KeyBanc Capital Markets also highlighted the Delta spaceships and capital raises in a note released Tuesday. “Our long-term view remains intact as we believe [Virgin Galactic] is positioning itself well to be a leader in space tourism once operations are scaled, though this is capital intensive and likely several years away,” KeyBanc analyst Michael Leshock wrote in the note. “We believe an additional capital raise is likely before Delta begins service in 2026, though in the near term it has ample cash to support its operations.”
KeyBanc Capital Markets maintained its sector-weight rating for Virgin Galactic.
Justus Parmar, CEO of Fortuna Investments, a venture-capital and advisory company currently focused on space investments, says the second quarter was not as successful as Virgin Galactic painted it to be. “Its growth to $2 million in revenue was simply not impressive relative to expectations,” he wrote. “Virgin Galactic’s two successful commercial flights don’t offset its continued burning of cash on [research and development], and its revenue profile remains bleak,” Parmar added.

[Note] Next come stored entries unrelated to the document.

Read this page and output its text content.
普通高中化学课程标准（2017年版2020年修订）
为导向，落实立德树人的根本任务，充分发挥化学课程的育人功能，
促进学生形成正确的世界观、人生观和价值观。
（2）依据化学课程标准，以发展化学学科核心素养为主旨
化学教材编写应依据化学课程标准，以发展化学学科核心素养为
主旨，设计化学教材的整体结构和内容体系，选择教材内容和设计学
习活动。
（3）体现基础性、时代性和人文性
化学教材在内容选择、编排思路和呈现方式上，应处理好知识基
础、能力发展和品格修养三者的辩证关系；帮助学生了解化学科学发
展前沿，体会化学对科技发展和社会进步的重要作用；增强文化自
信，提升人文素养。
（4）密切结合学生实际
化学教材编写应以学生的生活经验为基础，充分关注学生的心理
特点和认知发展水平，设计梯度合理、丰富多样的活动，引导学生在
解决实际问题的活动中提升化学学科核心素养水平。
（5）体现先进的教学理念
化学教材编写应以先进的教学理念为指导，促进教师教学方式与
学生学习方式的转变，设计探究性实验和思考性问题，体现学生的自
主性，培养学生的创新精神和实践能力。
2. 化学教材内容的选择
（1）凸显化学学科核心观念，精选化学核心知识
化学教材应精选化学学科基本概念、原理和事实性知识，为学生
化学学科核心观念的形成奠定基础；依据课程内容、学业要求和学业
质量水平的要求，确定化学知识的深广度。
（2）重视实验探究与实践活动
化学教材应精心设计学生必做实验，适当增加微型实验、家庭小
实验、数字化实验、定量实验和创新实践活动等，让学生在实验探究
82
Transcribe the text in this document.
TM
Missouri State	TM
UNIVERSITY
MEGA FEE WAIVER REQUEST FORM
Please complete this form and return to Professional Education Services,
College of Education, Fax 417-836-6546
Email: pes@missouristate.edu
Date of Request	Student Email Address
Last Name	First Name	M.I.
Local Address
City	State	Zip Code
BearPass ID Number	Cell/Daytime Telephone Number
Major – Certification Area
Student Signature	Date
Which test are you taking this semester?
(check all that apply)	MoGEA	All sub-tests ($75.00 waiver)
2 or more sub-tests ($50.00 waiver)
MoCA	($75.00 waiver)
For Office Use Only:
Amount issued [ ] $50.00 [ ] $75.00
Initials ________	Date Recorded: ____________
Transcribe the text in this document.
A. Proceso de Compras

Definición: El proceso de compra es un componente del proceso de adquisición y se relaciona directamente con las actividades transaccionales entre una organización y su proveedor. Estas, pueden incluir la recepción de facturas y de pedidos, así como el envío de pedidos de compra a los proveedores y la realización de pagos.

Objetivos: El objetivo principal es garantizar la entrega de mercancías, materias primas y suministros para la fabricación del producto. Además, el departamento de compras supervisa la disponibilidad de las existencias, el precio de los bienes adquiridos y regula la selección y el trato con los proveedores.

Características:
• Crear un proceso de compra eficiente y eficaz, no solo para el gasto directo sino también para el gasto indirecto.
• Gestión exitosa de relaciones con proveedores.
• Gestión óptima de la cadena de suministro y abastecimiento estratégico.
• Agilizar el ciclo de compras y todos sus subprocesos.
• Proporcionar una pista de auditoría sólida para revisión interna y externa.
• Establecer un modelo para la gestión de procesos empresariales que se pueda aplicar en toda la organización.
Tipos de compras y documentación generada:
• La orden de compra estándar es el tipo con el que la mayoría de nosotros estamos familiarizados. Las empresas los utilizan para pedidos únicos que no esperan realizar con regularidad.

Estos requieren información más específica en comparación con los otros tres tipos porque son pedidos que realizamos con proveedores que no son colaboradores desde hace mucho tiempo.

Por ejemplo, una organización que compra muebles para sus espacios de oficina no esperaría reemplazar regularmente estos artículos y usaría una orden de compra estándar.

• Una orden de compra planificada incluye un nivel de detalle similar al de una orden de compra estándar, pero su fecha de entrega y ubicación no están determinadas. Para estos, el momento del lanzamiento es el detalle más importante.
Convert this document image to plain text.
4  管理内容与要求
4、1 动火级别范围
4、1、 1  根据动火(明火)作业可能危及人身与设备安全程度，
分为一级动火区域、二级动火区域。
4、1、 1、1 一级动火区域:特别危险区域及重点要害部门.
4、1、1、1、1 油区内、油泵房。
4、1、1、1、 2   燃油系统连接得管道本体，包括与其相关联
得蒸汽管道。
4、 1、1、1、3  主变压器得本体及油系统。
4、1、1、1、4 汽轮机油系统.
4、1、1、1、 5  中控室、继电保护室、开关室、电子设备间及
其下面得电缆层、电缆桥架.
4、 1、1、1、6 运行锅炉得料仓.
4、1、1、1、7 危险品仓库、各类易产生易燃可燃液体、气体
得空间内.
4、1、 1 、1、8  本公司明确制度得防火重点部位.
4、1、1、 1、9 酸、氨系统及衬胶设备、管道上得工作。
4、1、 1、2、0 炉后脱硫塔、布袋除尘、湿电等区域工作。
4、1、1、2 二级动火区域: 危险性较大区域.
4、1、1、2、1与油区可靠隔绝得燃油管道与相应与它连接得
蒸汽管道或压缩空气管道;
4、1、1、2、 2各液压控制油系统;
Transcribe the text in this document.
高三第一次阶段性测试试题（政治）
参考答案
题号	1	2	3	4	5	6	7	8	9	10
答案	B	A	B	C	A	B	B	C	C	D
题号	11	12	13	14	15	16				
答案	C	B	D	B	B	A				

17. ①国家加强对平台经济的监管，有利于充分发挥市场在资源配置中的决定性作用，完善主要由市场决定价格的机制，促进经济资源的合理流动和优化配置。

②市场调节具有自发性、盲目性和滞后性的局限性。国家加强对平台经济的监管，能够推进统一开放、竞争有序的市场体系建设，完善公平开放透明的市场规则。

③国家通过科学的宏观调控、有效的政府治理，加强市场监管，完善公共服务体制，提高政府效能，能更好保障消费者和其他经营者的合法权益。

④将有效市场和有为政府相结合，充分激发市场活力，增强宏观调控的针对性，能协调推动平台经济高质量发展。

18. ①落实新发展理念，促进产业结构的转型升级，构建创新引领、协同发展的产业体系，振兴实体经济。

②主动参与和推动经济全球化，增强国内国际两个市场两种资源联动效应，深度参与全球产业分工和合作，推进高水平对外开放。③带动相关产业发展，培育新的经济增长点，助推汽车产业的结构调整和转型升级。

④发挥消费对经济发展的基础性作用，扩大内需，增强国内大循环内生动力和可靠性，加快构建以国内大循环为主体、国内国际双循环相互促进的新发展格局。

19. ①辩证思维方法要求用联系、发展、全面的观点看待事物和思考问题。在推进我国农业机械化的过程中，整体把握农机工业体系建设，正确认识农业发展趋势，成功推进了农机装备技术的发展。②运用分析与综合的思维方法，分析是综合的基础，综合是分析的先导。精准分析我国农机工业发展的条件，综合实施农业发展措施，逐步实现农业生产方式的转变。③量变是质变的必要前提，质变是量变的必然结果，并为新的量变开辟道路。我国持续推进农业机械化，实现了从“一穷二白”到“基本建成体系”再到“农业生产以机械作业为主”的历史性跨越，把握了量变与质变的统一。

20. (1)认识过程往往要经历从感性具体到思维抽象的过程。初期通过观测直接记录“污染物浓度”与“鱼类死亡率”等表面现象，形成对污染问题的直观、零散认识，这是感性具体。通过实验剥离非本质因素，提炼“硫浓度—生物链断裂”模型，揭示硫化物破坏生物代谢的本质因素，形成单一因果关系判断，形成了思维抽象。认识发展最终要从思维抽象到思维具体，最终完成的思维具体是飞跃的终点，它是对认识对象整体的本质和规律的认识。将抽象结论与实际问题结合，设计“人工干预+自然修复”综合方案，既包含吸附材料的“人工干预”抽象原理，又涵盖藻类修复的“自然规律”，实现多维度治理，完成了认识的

Related: Virgin Galactic’s stock jumps as company sets date for second commercial flight
Revenue for each of the third and fourth quarters is expected to be approximately $1 million, according to Virgin Galactic.
Parmar acknowledges that company founder Richard Branson has built a strong Virgin Galactic brand, but warns that earnings reinforce the need for revenue. “He needs to focus on speeding up revenue and nailing down the technology if he wants to turn the situation around,” Parmar wrote.